Bajé la vista y pensé en iniciar una conversación con ella, pero se fue y continuó hacia Nechama, que estaba de pie, junto a mí, y prosiguió andando lentamente hasta el final de la fila de manifestantes. Después, fue retrocediendo despacio hasta que llegó de nuevo frente a mí, y sus ojos, como púas azules, me penetraban sin intención alguna de desviar la mirada hacia otro lado. Yo le sonreí apurada, pero esta vez no me devolvió la sonrisa. De repente, su rostro se desfiguró y empezó a revolver en su bolso apresuradamente, sacó una naranja y la lanzó contra mí. La sólida pieza me golpeó el estómago con dureza, y en medio de una pesadilla, vi su expresión, contorsionada por el odio, y un solo ojo parpadeando nerviosamente frente a mí. Se acercó aún más y alzando la mano, como si fuera a destrozarme con sus angulosos dedos, me susurró con voz ronca: «Tu hijo morirá en un ataque terrorista, igual que el mío». Me quedé horrorizada. No comprendía cómo pudo ver el bebé en mis entrañas, pues mi vientre aún se veía plano y estaba cubierto por un pesado abrigo. Tiré la enseña de cartón negro que portaba y salí corriendo, con Nechama pisándome los talones y pidiéndome que me detuviera.
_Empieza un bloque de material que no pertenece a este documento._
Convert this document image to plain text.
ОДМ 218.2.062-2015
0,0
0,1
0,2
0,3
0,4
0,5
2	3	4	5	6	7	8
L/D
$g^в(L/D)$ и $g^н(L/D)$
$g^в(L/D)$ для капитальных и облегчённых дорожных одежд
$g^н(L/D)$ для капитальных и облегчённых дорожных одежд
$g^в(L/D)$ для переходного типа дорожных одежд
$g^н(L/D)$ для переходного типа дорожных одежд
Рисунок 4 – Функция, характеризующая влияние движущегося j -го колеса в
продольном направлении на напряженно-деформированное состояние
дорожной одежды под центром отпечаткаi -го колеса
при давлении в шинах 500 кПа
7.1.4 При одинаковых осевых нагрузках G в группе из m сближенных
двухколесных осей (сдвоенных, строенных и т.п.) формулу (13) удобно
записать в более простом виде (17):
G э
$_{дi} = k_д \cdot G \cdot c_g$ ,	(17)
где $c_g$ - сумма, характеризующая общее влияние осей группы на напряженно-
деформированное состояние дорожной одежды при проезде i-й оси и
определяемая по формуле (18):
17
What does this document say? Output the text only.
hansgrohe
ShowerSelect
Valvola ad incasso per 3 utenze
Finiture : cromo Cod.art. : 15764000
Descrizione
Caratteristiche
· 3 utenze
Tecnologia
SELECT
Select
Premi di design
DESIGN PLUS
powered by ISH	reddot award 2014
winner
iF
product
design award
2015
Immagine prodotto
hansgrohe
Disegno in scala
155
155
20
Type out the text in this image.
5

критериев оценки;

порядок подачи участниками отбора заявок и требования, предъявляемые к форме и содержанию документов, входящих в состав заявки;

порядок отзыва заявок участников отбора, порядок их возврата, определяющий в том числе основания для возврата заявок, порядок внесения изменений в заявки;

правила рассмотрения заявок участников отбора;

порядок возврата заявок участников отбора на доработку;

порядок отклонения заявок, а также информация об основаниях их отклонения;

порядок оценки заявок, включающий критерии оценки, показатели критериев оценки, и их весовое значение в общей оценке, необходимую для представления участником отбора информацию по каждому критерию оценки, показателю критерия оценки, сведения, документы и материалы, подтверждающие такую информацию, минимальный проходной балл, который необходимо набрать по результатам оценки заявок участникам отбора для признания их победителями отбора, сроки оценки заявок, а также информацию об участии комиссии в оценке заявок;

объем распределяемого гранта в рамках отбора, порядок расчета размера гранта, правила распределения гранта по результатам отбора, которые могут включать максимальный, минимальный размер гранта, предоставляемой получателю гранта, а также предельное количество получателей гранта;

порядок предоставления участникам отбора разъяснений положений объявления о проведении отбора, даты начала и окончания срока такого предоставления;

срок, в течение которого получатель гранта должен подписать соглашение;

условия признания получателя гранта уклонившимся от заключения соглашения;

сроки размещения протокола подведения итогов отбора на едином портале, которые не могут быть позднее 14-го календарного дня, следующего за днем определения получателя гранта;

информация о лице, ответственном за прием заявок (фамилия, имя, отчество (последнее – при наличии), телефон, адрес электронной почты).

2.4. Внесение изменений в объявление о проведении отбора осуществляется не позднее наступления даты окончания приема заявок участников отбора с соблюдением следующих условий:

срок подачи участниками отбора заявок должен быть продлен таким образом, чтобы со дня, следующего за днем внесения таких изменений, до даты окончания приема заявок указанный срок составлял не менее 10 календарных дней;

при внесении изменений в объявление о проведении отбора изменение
Me alcanzó en la calle Ramban, junto a mi coche y me rodeó con sus brazos y yo me sumergí en aquel abrazo, sollozando: «Ha dicho que mi hijo moriría en un ataque terrorista, igual que el suyo». Nechama me tranquilizó: «Yo estaba junto a ti y no oí tal cosa. Te lo estás imaginando». Me dio rabia comprobar que no me creía y empecé a gritar en plena calle, mientras los transeúntes se quedaban mirándome con asombro: «¡Pero es exactamente lo que me dijo!». Nechama persistía: «Nu, y aunque te hubiera maldecido, ¿cómo puede una mujer ilustrada como tú creer en las maldiciones? Además, esa mujer no está bien de la cabeza». Entonces me contó que la mujer del abrigo rojo acudía casi cada viernes por la tarde en búsqueda de una víctima entre las manifestantes a la cual maldecir.
Sabía que mentía y le insistí: «Pero, ¿cómo sabía que estoy embarazada?, ¿y que voy a tener un niño?» Nechama se encogió de hombros y yo le dije que ya había tenido suficiente por ese día y cogí el coche en dirección a casa, horrorizada. A medida que subía las escaleras de mi edificio sentí, por primera vez, que el feto me daba patadas en el estómago. Desde entonces, la muerte se había instalado en nuestras vidas, a la espera, como una araña peluda que teje su red paciente y laboriosamente, cosiendo el rocío de la mañana en puntadas transparentes, en un collar de perlas, a la par que una omnipresente nube negra planeaba sobre mi cabeza, zumbando y murmurando a mi alrededor.
Los malos pensamientos me asaltaban cual carroñeras moscas verdes. «Piensa en positivo —me decía a mí misma—, sólo en positivo. Los pensamientos negativos tienen una forma de realimentarse». Después, por alguna razón, quise creer que el método más efectivo para prevenir lo peor era justamente reflexionar sobre ello. Nunca más volví a manifestarme en aquella plaza. Pero Nachum, a quien le gustaba revivir mis pecados, me recordaba mi falta constantemente, incluso cuando yo insistía en mantenerme lejos de aquella plaza, y no quería ni acercarme, ni siquiera cuando las Mujeres de Negro no estaban por allí.